Fault quasi-static and dynamic ruptures in deep coal mining: impacts on working faces

Abstract

This study analyzes static and dynamic ruptures in deep coal mining and their impacts on working faces. Using a 2-D numerical model with PyLith, we evaluate the energy, stress disturbances, and seismic wave effects induced by a nearby reverse fault. By pioneering PyLith in induced seismicity research, we provide critical insights into the interactions between mining operations and geological structures. The model simulates fault slip processes and their effects on the working face, focusing on stress changes, energy concentration, peak particle velocity (PPV), and peak particle acceleration (PPA) under varying conditions of mining-induced seismicity.

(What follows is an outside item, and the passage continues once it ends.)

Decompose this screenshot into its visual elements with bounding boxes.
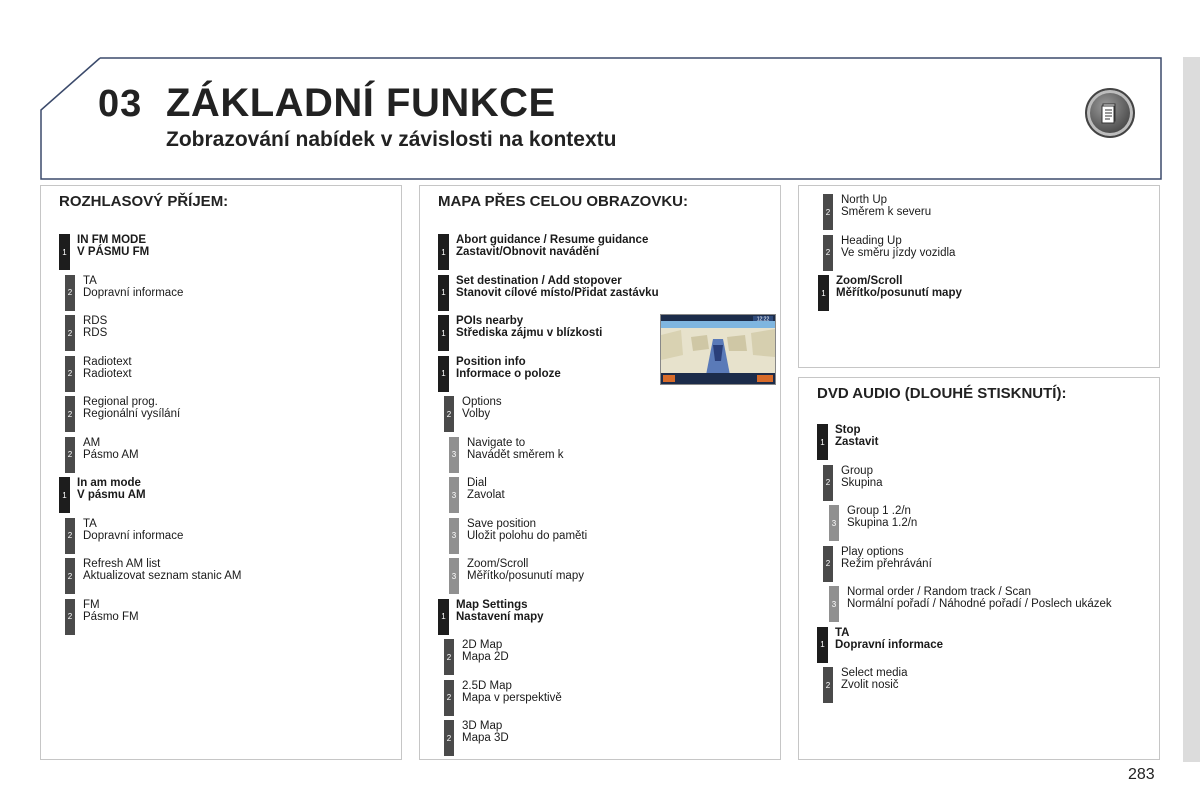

Static deformation due to fault slip caused significant stress changes on both the ceiling and floor of the working face, with stress values ranging from 0.9 MPa to 39 MPa in σ_xx, 0.6 MPa to 14.7 MPa in σ_xy, and 1.1 MPa to 22 MPa in σ_yy. Energy concentration was observed at the corners of the working face near the fault. Dynamic analysis revealed rupture durations ranging from 250 ms to 670 ms, with rupture velocities decreasing from 1.25 km/s to 0.62 km/s as the characteristic slip distance (D_c) increased. Seismic waves showed that both PPV and PPA decreased with increasing D_c. Our findings highlight the necessity of advanced numerical modeling to predict and manage hazards associated with mining-induced seismic events. Additionally, the study emphasizes the importance of designing robust support systems and implementing safety measures to ensure the stability and safety of mining operations under seismic conditions.